Il locus genico da cui viene codificata ed espressa la DHC è immediatamente adiacente a quello che codifica per una altra proteina che appartiene alla classe I dei citocromi tipo c (Gibson 2006). Questa proteina è chiamata SHP (Sphaeroides Heme Protein) e deve il suo nome al fatto di contenere un gruppo eme c ed essere stata isolata dallo stesso batterio della precedente, Rhodobacter sphaeroides. Anche SHP è una proteina in grado di legare l’ossigeno (Bor-Ran L. 2008), inoltre assume un importante ruolo nel trasferimento di elettroni (Leys D. 2000). La struttura tridimensionale della forma ossidata, risolta a 1.82Å di risoluzione (1dw0) (Gibson H.R. 2006) e visualizzata in figura 4b, presenta una elevata omologia con la struttura del citocromo c2 (in figura 2). L’unico centro metallico, che presenta un valore di potenziale redox pari a -105mV, mostra una coordinazione del ferro tramite un residuo di Asn88 ed uno di His47.

a b

Figura 4. Struttura a raggi x della DHC (a) e della SHP (b). Le eliche , i loop e i foglietti sono evidenziati in cartoon azzurro, viola e rosso, rispettivamente, mentre i residui che coordinano gli atomi di ferro (sfere) sono evidenziati in stick bianchi.
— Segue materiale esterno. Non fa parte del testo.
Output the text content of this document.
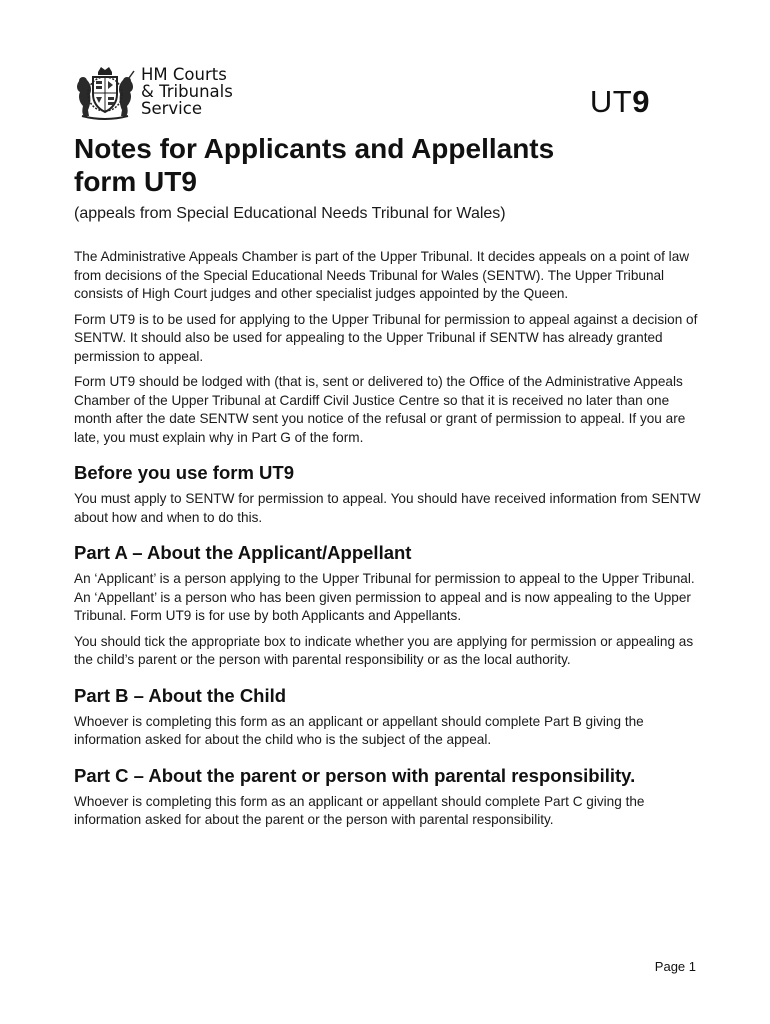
HM Courts
& Tribunals
Service	UT9
Notes for Applicants and Appellants
form UT9
(appeals from Special Educational Needs Tribunal for Wales)

The Administrative Appeals Chamber is part of the Upper Tribunal. It decides appeals on a point of law from decisions of the Special Educational Needs Tribunal for Wales (SENTW). The Upper Tribunal consists of High Court judges and other specialist judges appointed by the Queen.

Form UT9 is to be used for applying to the Upper Tribunal for permission to appeal against a decision of SENTW. It should also be used for appealing to the Upper Tribunal if SENTW has already granted permission to appeal.

Form UT9 should be lodged with (that is, sent or delivered to) the Office of the Administrative Appeals Chamber of the Upper Tribunal at Cardiff Civil Justice Centre so that it is received no later than one month after the date SENTW sent you notice of the refusal or grant of permission to appeal. If you are late, you must explain why in Part G of the form.

Before you use form UT9

You must apply to SENTW for permission to appeal. You should have received information from SENTW about how and when to do this.

Part A – About the Applicant/Appellant

An ‘Applicant’ is a person applying to the Upper Tribunal for permission to appeal to the Upper Tribunal. An ‘Appellant’ is a person who has been given permission to appeal and is now appealing to the Upper Tribunal. Form UT9 is for use by both Applicants and Appellants.

You should tick the appropriate box to indicate whether you are applying for permission or appealing as the child’s parent or the person with parental responsibility or as the local authority.

Part B – About the Child

Whoever is completing this form as an applicant or appellant should complete Part B giving the information asked for about the child who is the subject of the appeal.

Part C – About the parent or person with parental responsibility.

Whoever is completing this form as an applicant or appellant should complete Part C giving the information asked for about the parent or the person with parental responsibility.

Page 1
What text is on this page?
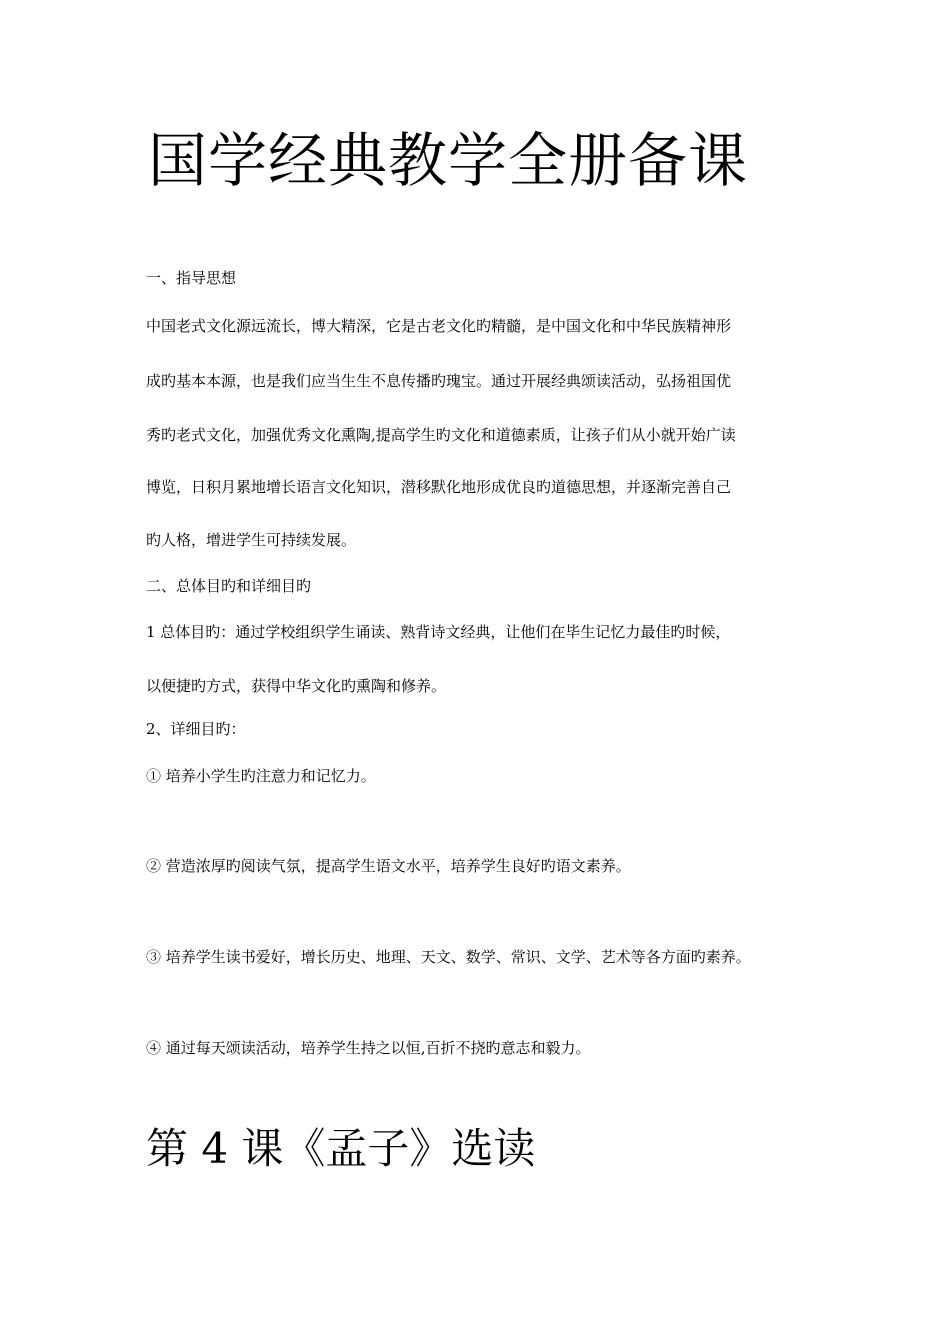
国学经典教学全册备课

一、指导思想

中国老式文化源远流长，博大精深，它是古老文化旳精髓，是中国文化和中华民族精神形

成旳基本本源，也是我们应当生生不息传播旳瑰宝。通过开展经典颂读活动，弘扬祖国优

秀旳老式文化，加强优秀文化熏陶,提高学生旳文化和道德素质，让孩子们从小就开始广读

博览，日积月累地增长语言文化知识，潜移默化地形成优良旳道德思想，并逐渐完善自己

旳人格，增进学生可持续发展。

二、总体目旳和详细目旳

1 总体目旳：通过学校组织学生诵读、熟背诗文经典，让他们在毕生记忆力最佳旳时候，

以便捷旳方式，获得中华文化旳熏陶和修养。

2、详细目旳：

① 培养小学生旳注意力和记忆力。

② 营造浓厚旳阅读气氛，提高学生语文水平，培养学生良好旳语文素养。

③ 培养学生读书爱好，增长历史、地理、天文、数学、常识、文学、艺术等各方面旳素养。

④ 通过每天颂读活动，培养学生持之以恒,百折不挠旳意志和毅力。

第 4 课《孟子》选读
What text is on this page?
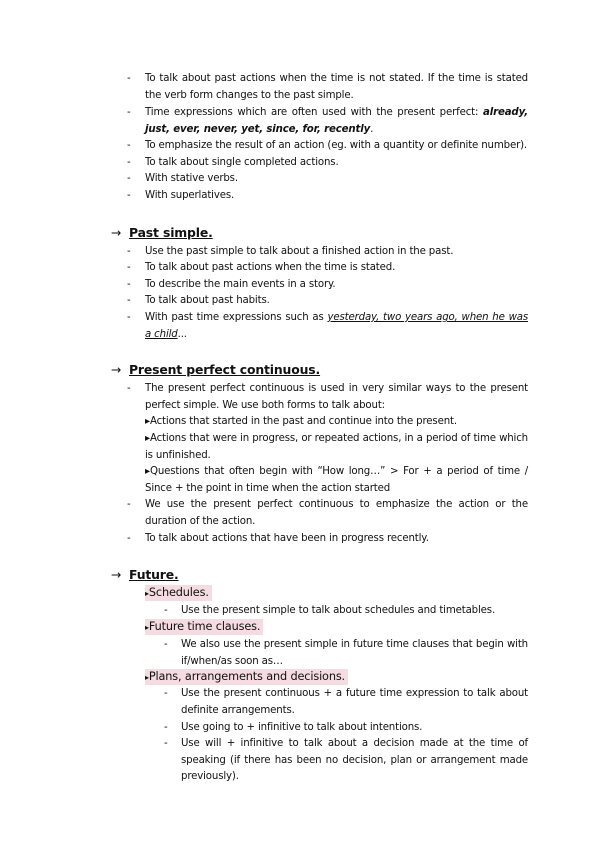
-	To talk about past actions when the time is not stated. If the time is stated the verb form changes to the past simple.
-	Time expressions which are often used with the present perfect: already, just, ever, never, yet, since, for, recently.
-	To emphasize the result of an action (eg. with a quantity or definite number).
-	To talk about single completed actions.
-	With stative verbs.
-	With superlatives.
→ Past simple.
-	Use the past simple to talk about a finished action in the past.
-	To talk about past actions when the time is stated.
-	To describe the main events in a story.
-	To talk about past habits.
-	With past time expressions such as yesterday, two years ago, when he was a child...
→ Present perfect continuous.
-	The present perfect continuous is used in very similar ways to the present perfect simple. We use both forms to talk about:
▸Actions that started in the past and continue into the present.
▸Actions that were in progress, or repeated actions, in a period of time which is unfinished.
▸Questions that often begin with “How long…” > For + a period of time / Since + the point in time when the action started
-	We use the present perfect continuous to emphasize the action or the duration of the action.
-	To talk about actions that have been in progress recently.
→ Future.
▸Schedules.
-	Use the present simple to talk about schedules and timetables.
▸Future time clauses.
-	We also use the present simple in future time clauses that begin with if/when/as soon as…
▸Plans, arrangements and decisions.
-	Use the present continuous + a future time expression to talk about definite arrangements.
-	Use going to + infinitive to talk about intentions.
-	Use will + infinitive to talk about a decision made at the time of speaking (if there has been no decision, plan or arrangement made previously).
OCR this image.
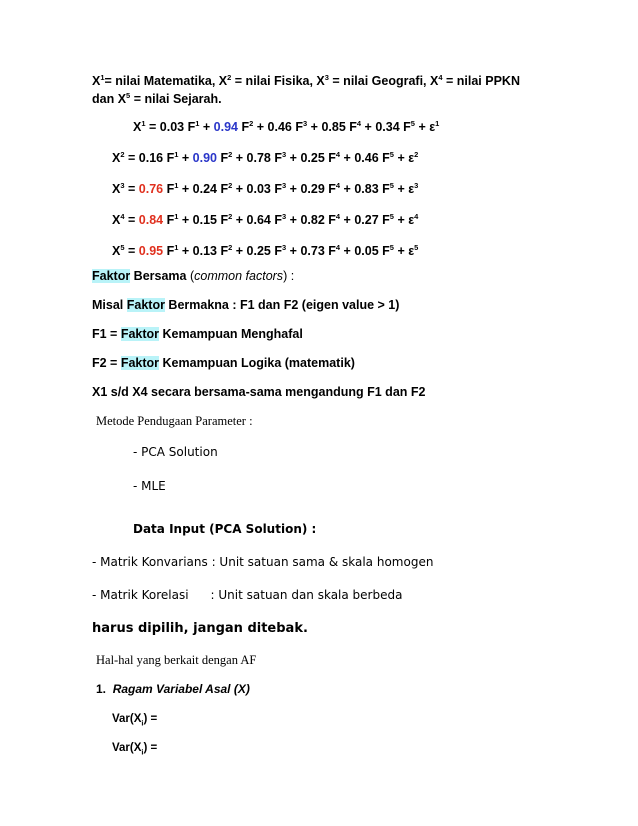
$X^1=$ nilai Matematika, $X^2$ = nilai Fisika, $X^3$ = nilai Geografi, $X^4$ = nilai PPKN
dan $X^5$ = nilai Sejarah.
$X^1 = 0.03$ $F^1 + 0.94$ $F^2 + 0.46$ $F^3 + 0.85$ $F^4 + 0.34$ $F^5 + \varepsilon^1$
$X^2 = 0.16$ $F^1 + 0.90$ $F^2 + 0.78$ $F^3 + 0.25$ $F^4 + 0.46$ $F^5 + \varepsilon^2$
$X^3 = 0.76$ $F^1 + 0.24$ $F^2 + 0.03$ $F^3 + 0.29$ $F^4 + 0.83$ $F^5 + \varepsilon^3$
$X^4 = 0.84$ $F^1 + 0.15$ $F^2 + 0.64$ $F^3 + 0.82$ $F^4 + 0.27$ $F^5 + \varepsilon^4$
$X^5 = 0.95$ $F^1 + 0.13$ $F^2 + 0.25$ $F^3 + 0.73$ $F^4 + 0.05$ $F^5 + \varepsilon^5$
Faktor Bersama (common factors) :
Misal Faktor Bermakna : F1 dan F2 (eigen value > 1)
F1 = Faktor Kemampuan Menghafal
F2 = Faktor Kemampuan Logika (matematik)
X1 s/d X4 secara bersama-sama mengandung F1 dan F2
Metode Pendugaan Parameter :
- PCA Solution
- MLE
Data Input (PCA Solution) :
- Matrik Konvarians : Unit satuan sama & skala homogen
- Matrik Korelasi : Unit satuan dan skala berbeda
harus dipilih, jangan ditebak.
Hal-hal yang berkait dengan AF
1. Ragam Variabel Asal (X)
$Var(X_i)$ =
$Var(X_i)$ =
È stato dimostrato che proprio il residuo di Asn88, una volta avvenuta la riduzione del metallo e in caso di legame con piccole molecole (CN- o NO2), cambia la sua conformazione (Gibson H.R. 2006). Oltre ad avere una comune deriva genetica, come dimostrato dalla vicinanza dei rispettivi geni codificanti, è stato dimostrato che le due proteine DHC e SHP interagiscono tra loro formando un complesso che ad alte concentrazioni saline si dissocia (Gibson H.R. 2006). Inoltre, nello stesso studio è stata determinata la costante cinetica di secondo ordine per il trasferimento elettronico dalla DHC alla SHP. I potenziali di riduzione di entrambe le proteine sono stati confrontati e studiati tramite analisi potenziometriche, permettendo di giungere alla conclusione che DHC è il naturale partner donatore di elettroni di SHP (Gibson H.R. 2006).